More On How to Build a Consulting Career.


In my last blog I wrote that one of the first things I learned in developing a consulting career was that it is not your knowledge that is key to success but how your market yourself and your knowledge.

On my journey somebody once told me that the speakers that make the most money aren’t the ones that are the best speakers but the ones that are the best marketers.

To market yourself effectively you need a plan. When I first started out I think that my business plan was mostly in my head. This was a little surprising because in my work career I was often responsible for developing written plans.

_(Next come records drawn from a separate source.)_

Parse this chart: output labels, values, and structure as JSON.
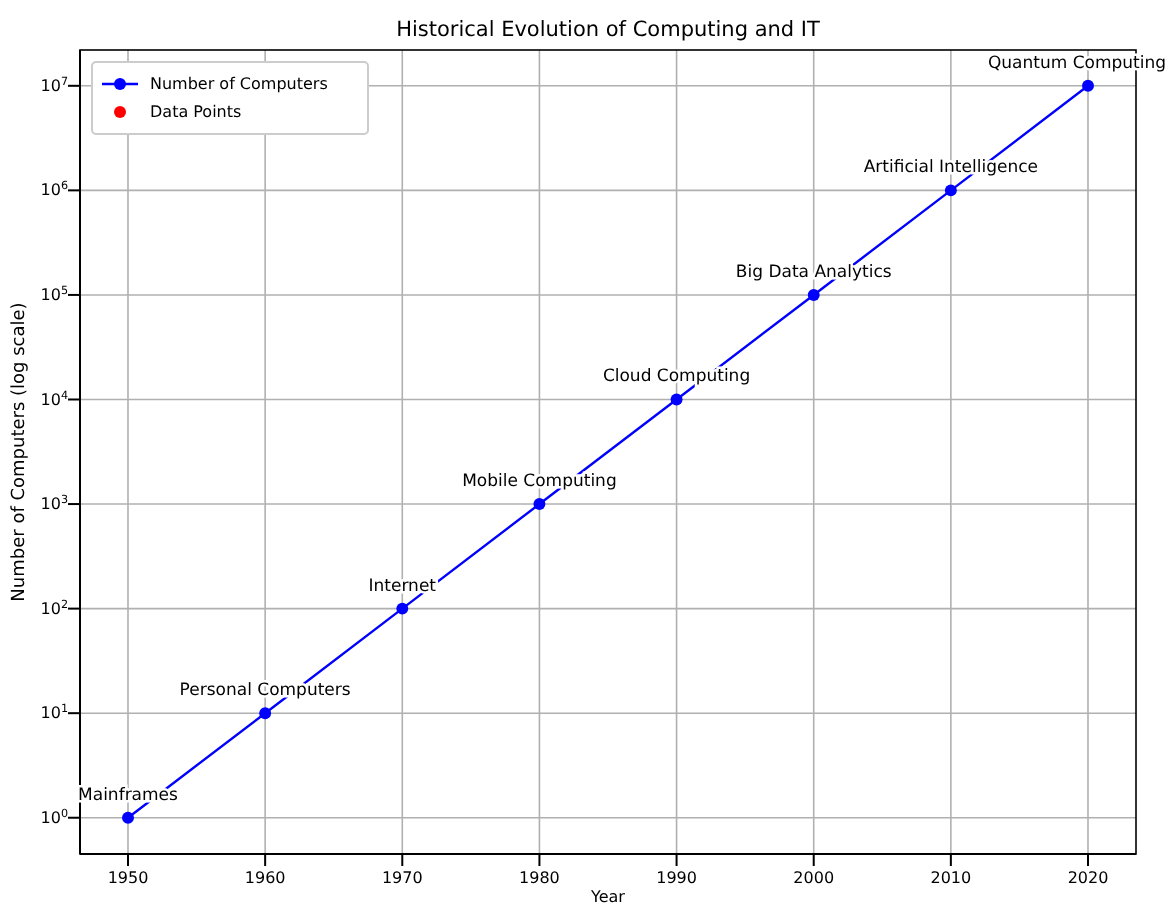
{
  "chart_data": {
    "type": "line",
    "title": "Historical Evolution of Computing and IT",
    "xlabel": "Year",
    "ylabel": "Number of Computers (log scale)",
    "x": [
      1950,
      1960,
      1970,
      1980,
      1990,
      2000,
      2010,
      2020
    ],
    "series": [
      {
        "name": "Number of Computers",
        "color": "#0000ff",
        "marker": "circle",
        "values": [
          1,
          10,
          100,
          1000,
          10000,
          100000,
          1000000,
          10000000
        ]
      },
      {
        "name": "Data Points",
        "type": "scatter",
        "color": "#ff0000",
        "marker": "circle",
        "values": [
          null,
          null,
          null,
          null,
          null,
          null,
          null,
          null
        ]
      }
    ],
    "xlim": [
      1946.5,
      2023.5
    ],
    "xticks": [
      1950,
      1960,
      1970,
      1980,
      1990,
      2000,
      2010,
      2020
    ],
    "ylim": [
      0.45,
      22000000
    ],
    "yticks": [
      {
        "value": 1,
        "label": "10$^{0}$"
      },
      {
        "value": 10,
        "label": "10$^{1}$"
      },
      {
        "value": 100,
        "label": "10$^{2}$"
      },
      {
        "value": 1000,
        "label": "10$^{3}$"
      },
      {
        "value": 10000,
        "label": "10$^{4}$"
      },
      {
        "value": 100000,
        "label": "10$^{5}$"
      },
      {
        "value": 1000000,
        "label": "10$^{6}$"
      },
      {
        "value": 10000000,
        "label": "10$^{7}$"
      }
    ],
    "log": "y",
    "grid": true,
    "legend": "top left",
    "line_style": "solid",
    "annotations": [
      {
        "text": "Mainframes",
        "x": 1950,
        "y": 1
      },
      {
        "text": "Personal Computers",
        "x": 1960,
        "y": 10
      },
      {
        "text": "Internet",
        "x": 1970,
        "y": 100
      },
      {
        "text": "Mobile Computing",
        "x": 1980,
        "y": 1000
      },
      {
        "text": "Cloud Computing",
        "x": 1990,
        "y": 10000
      },
      {
        "text": "Big Data Analytics",
        "x": 2000,
        "y": 100000
      },
      {
        "text": "Artificial Intelligence",
        "x": 2010,
        "y": 1000000
      },
      {
        "text": "Quantum Computing",
        "x": 2020,
        "y": 10000000
      }
    ]
  }
}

Over the course of my consulting career this evolved.  Today I definitely have a written plan but it is not what you would expect.  My plan is a visual map which is on the back of my office door and is about four feet long. It is a collage of presentation pad sheets.  It sits upon last year’s plan which is about two feet long.  It is basically a bunch of drawings, words and circles done in crayons and magic marker and not a list.

My great trainer and coach, Judith Westerfield, lead me to the understanding that as a creative person I would implement my plan better by having a visual expression of what I wanted to accomplish versus a list of tasks.  She was right. You have to visualize to realize. There are sections where I have total clarity. They are my foundation elements.  Then there are various other visual clusters that represent my objectives and the core attitude that I need to maintain to achieve my goals.

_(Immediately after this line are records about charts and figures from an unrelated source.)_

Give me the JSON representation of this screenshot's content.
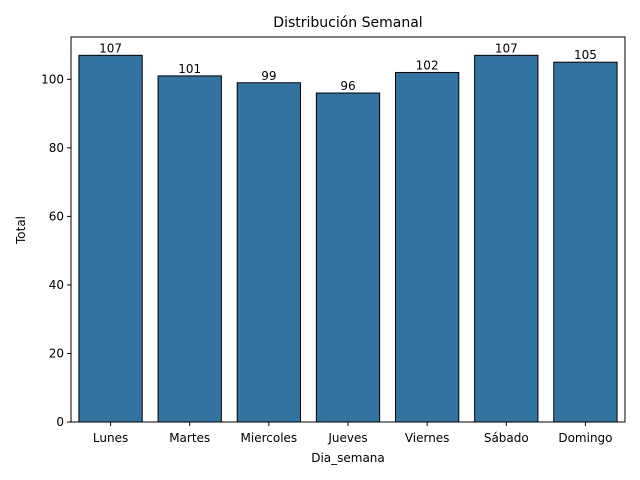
{
  "chart_data": {
    "type": "bar",
    "title": "Distribución Semanal",
    "xlabel": "Dia_semana",
    "ylabel": "Total",
    "categories": [
      "Lunes",
      "Martes",
      "Miercoles",
      "Jueves",
      "Viernes",
      "Sábado",
      "Domingo"
    ],
    "values": [
      107,
      101,
      99,
      96,
      102,
      107,
      105
    ],
    "data_labels": [
      "107",
      "101",
      "99",
      "96",
      "102",
      "107",
      "105"
    ],
    "ylim": [
      0,
      112.35
    ],
    "yticks": [
      0,
      20,
      40,
      60,
      80,
      100
    ],
    "grid": false,
    "bar_color": "#3274a1",
    "edge_color": "#000000"
  }
}
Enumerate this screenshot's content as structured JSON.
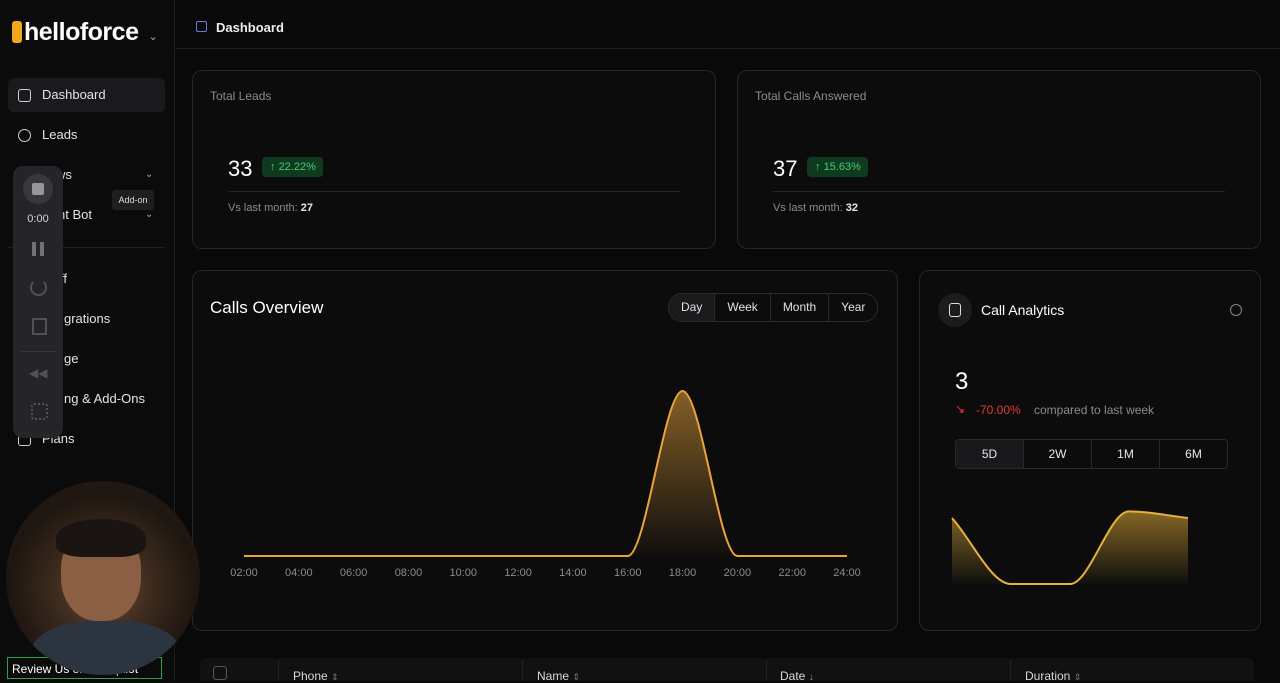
{
  "brand": "helloforce",
  "sidebar": {
    "nav": [
      "Dashboard",
      "Leads",
      "ws",
      "nt Bot",
      "ff",
      "grations",
      "ge",
      "ng & Add-Ons",
      "Plans"
    ]
  },
  "recorder": {
    "timer": "0:00",
    "tooltip": "Add-on"
  },
  "review_link": "Review Us on Trustpilot",
  "header": {
    "breadcrumb": "Dashboard"
  },
  "stats": [
    {
      "title": "Total Leads",
      "value": 33,
      "change": "22.22%",
      "compare_label": "Vs last month:",
      "compare_value": 27
    },
    {
      "title": "Total Calls Answered",
      "value": 37,
      "change": "15.63%",
      "compare_label": "Vs last month:",
      "compare_value": 32
    }
  ],
  "calls_overview": {
    "tabs": [
      "Day",
      "Week",
      "Month",
      "Year"
    ]
  },
  "call_analytics": {
    "total": 3,
    "change": "-70.00%",
    "change_note": "compared to last week",
    "tabs": [
      "5D",
      "2W",
      "1M",
      "6M"
    ]
  },
  "table": {
    "columns": [
      "Phone",
      "Name",
      "Date",
      "Duration"
    ]
  },
  "chart_data": [
    {
      "type": "line",
      "title": "Calls Overview",
      "categories": [
        "02:00",
        "04:00",
        "06:00",
        "08:00",
        "10:00",
        "12:00",
        "14:00",
        "16:00",
        "18:00",
        "20:00",
        "22:00",
        "24:00"
      ],
      "values": [
        0,
        0,
        0,
        0,
        0,
        0,
        0,
        0,
        3,
        0,
        0,
        0
      ],
      "ylim": [
        0,
        4
      ],
      "color": "#e8a33a",
      "area": true
    },
    {
      "type": "line",
      "title": "Call Analytics",
      "values": [
        2,
        0,
        0,
        2.2,
        2
      ],
      "ylim": [
        0,
        3
      ],
      "color": "#e8b23a",
      "area": true
    }
  ]
}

My plan keeps me on track.  One of my 2011 goals was to speak in Canada.  I recently spoke to the Petroleum Joint Venture Association in Calgary so I took a step in that direction.  Other things I have not accomplished yet but at least I have a loose structure of where I am going.

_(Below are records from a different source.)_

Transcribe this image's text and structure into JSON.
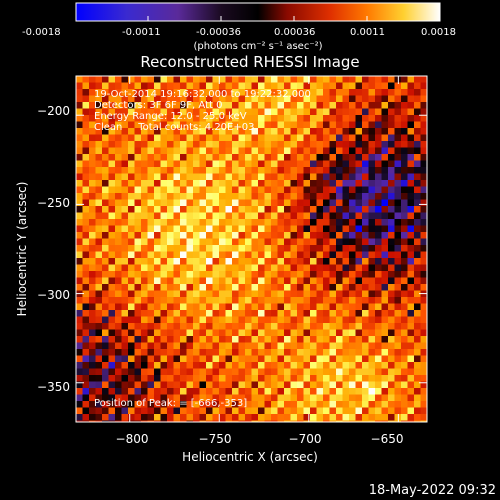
{
  "footer_timestamp": "18-May-2022 09:32",
  "colorbar": {
    "ticks": [
      "-0.0018",
      "-0.0011",
      "-0.00036",
      "0.00036",
      "0.0011",
      "0.0018"
    ],
    "unit_label": "(photons cm⁻² s⁻¹ asec⁻²)"
  },
  "chart_data": {
    "type": "heatmap",
    "title": "Reconstructed RHESSI Image",
    "xlabel": "Heliocentric X (arcsec)",
    "ylabel": "Heliocentric Y (arcsec)",
    "xlim": [
      -830,
      -634
    ],
    "ylim": [
      -372,
      -178
    ],
    "x_ticks": [
      -800,
      -750,
      -700,
      -650
    ],
    "y_ticks": [
      -200,
      -250,
      -300,
      -350
    ],
    "x_tick_labels": [
      "−800",
      "−750",
      "−700",
      "−650"
    ],
    "y_tick_labels": [
      "−200",
      "−250",
      "−300",
      "−350"
    ],
    "value_range": [
      -0.0018,
      0.0018
    ],
    "colormap": "RHESSI red-temperature (blue → purple → black → red → orange → yellow → white)",
    "colors": [
      "#0000ff",
      "#5a2aa0",
      "#000000",
      "#cc1100",
      "#ff5500",
      "#ffaa00",
      "#ffff60",
      "#ffffff"
    ],
    "peak": {
      "x": -666,
      "y": -353
    },
    "annotations": [
      "19-Oct-2014 19:16:32.000 to 19:22:32.000",
      "Detectors: 3F 6F 9F, Att 0",
      "Energy Range: 12.0 - 25.0 keV",
      "Clean     Total counts: 4.20E+03",
      "Position of Peak: = [-666,-353]"
    ]
  }
}
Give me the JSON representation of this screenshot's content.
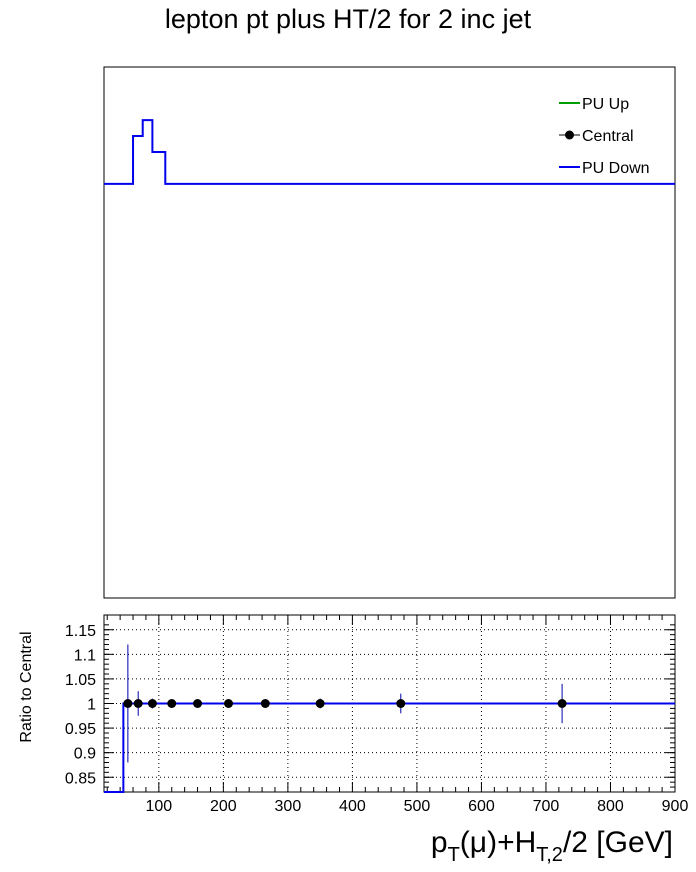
{
  "chart_data": [
    {
      "type": "line",
      "title": "lepton pt plus HT/2 for 2 inc jet",
      "xlabel": "",
      "ylabel": "",
      "legend": {
        "placement": "top-right",
        "entries": [
          {
            "name": "PU Up",
            "color": "#00a000",
            "marker": "line"
          },
          {
            "name": "Central",
            "color": "#000000",
            "marker": "point"
          },
          {
            "name": "PU Down",
            "color": "#0000ee",
            "marker": "line"
          }
        ]
      },
      "series": [
        {
          "name": "PU Down",
          "color": "#0000ee",
          "step_edges": [
            15,
            60,
            75,
            90,
            110,
            140,
            900
          ],
          "step_values": [
            0.78,
            0.87,
            0.9,
            0.84,
            0.78,
            0.78
          ]
        }
      ],
      "ylim": [
        0,
        1
      ],
      "xlim": [
        15,
        900
      ]
    },
    {
      "type": "scatter",
      "title": "",
      "xlabel": "p_T(μ)+H_T,2/2 [GeV]",
      "xlabel_parts": {
        "p": "p",
        "sub1": "T",
        "mid": "(μ)+H",
        "sub2": "T,2",
        "tail": "/2 [GeV]"
      },
      "ylabel": "Ratio to Central",
      "xlim": [
        15,
        900
      ],
      "ylim": [
        0.82,
        1.18
      ],
      "grid": true,
      "x_ticks": [
        100,
        200,
        300,
        400,
        500,
        600,
        700,
        800,
        900
      ],
      "y_ticks": [
        0.85,
        0.9,
        0.95,
        1,
        1.05,
        1.1,
        1.15
      ],
      "y_tick_labels": [
        "0.85",
        "0.9",
        "0.95",
        "1",
        "1.05",
        "1.1",
        "1.15"
      ],
      "central_points": [
        {
          "x": 52,
          "y": 1.0,
          "err": 0.12
        },
        {
          "x": 68,
          "y": 1.0,
          "err": 0.025
        },
        {
          "x": 90,
          "y": 1.0,
          "err": 0.01
        },
        {
          "x": 120,
          "y": 1.0,
          "err": 0.008
        },
        {
          "x": 160,
          "y": 1.0,
          "err": 0.008
        },
        {
          "x": 208,
          "y": 1.0,
          "err": 0.008
        },
        {
          "x": 265,
          "y": 1.0,
          "err": 0.008
        },
        {
          "x": 350,
          "y": 1.0,
          "err": 0.01
        },
        {
          "x": 475,
          "y": 1.0,
          "err": 0.02
        },
        {
          "x": 725,
          "y": 1.0,
          "err": 0.04
        }
      ],
      "ratio_line": {
        "name": "PU Down",
        "color": "#0000ee",
        "points": [
          [
            15,
            0.82
          ],
          [
            45,
            0.82
          ],
          [
            45,
            1.0
          ],
          [
            900,
            1.0
          ]
        ]
      }
    }
  ]
}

It is funny but I often show it to new interns that work for me and they totally get what I am trying to do almost immediately.  Maybe they have a youthful clarity.

The next step to developing a consulting practice is to get out of the house.  This is difficult for most people because computers can keep you trapped at home sending out e mails that delude you into thinking you are connecting with people.  People don’t remember e mails, they remember people.  Many people love to hide behind their computers but to succeed in consulting you need to get out there.  There was an old expression that sales people should have small desks so they don’t sit at them but are out and about.  Consultants should be outside people versus inside people.  They should be finders first versus grinders.  That will come later.

You will succeed or fail in your consulting career based on the power of your network.  I have written many articles on the power of networking.  My network has sustained me.  During the ten plus years of my consulting practice I have never had a call saying, “Hank I am a total stranger and I want to do business with you.”  I have had calls saying I got your name from Mary or Sally or Bill and those calls lead to new opportunities.

My advice is simple on the networking front.  Schedule five meetings a day when you start consulting.  Two will get cancelled and you will end up with three meeting a day.  Each of those people on average will give you two names which ends up being 6 names a day. If you follow that practice on a daily basis you will connect with 30 people in a week and 120 in a month.  If you networked with that purpose for a year you would be a very connected person.  Possible? Yes. Powerful?  Well let me ask you a simple question.  “How would your life change if you met one new person a day?’

More to come.  Hey this has been a journey of learning lots of lessons.

You can connect with Hank on Linkedin

Follow his updates on twitter @hankblank


Watch his video on YouTube


8 thoughts on “More On How to Build a Consulting Career.

  1. Hi Hank. Excellent post and I couldn’t agree more — on both fronts: that building a consulting career is mostly marketing to your network AND the need for visuals to drive your vision.

    I founded my company with visuals as the main deliverables. We knew we had “gotten there” when one of our biggest clients stood up and loudly exclaimed (in response to a visual piece about his market opportunity) “Yes! I can SEE it!” 🙂

    Are you familiar with Dan Roam’s book, “The Back of the Napkin?” Also David Sibbet’s books (he found The Grove, a graphic facilitation company). Highly recommended stuff.

    Thanks again for the reminder to keep the network going. I think it’s easy to forget that, regardless of how many inbound calls we get, it all starts with outbound.

    – Rich Goidel

  2. Jeff Wilson

    Hi Hank….from one Nigueler to another, greetings. Just tuning in for the first time off of a post from McDermott & Bull and very much like what I’ve been reading. Thank you, and perhaps I will see you tonite, or another time, for the LN Connectors gathering.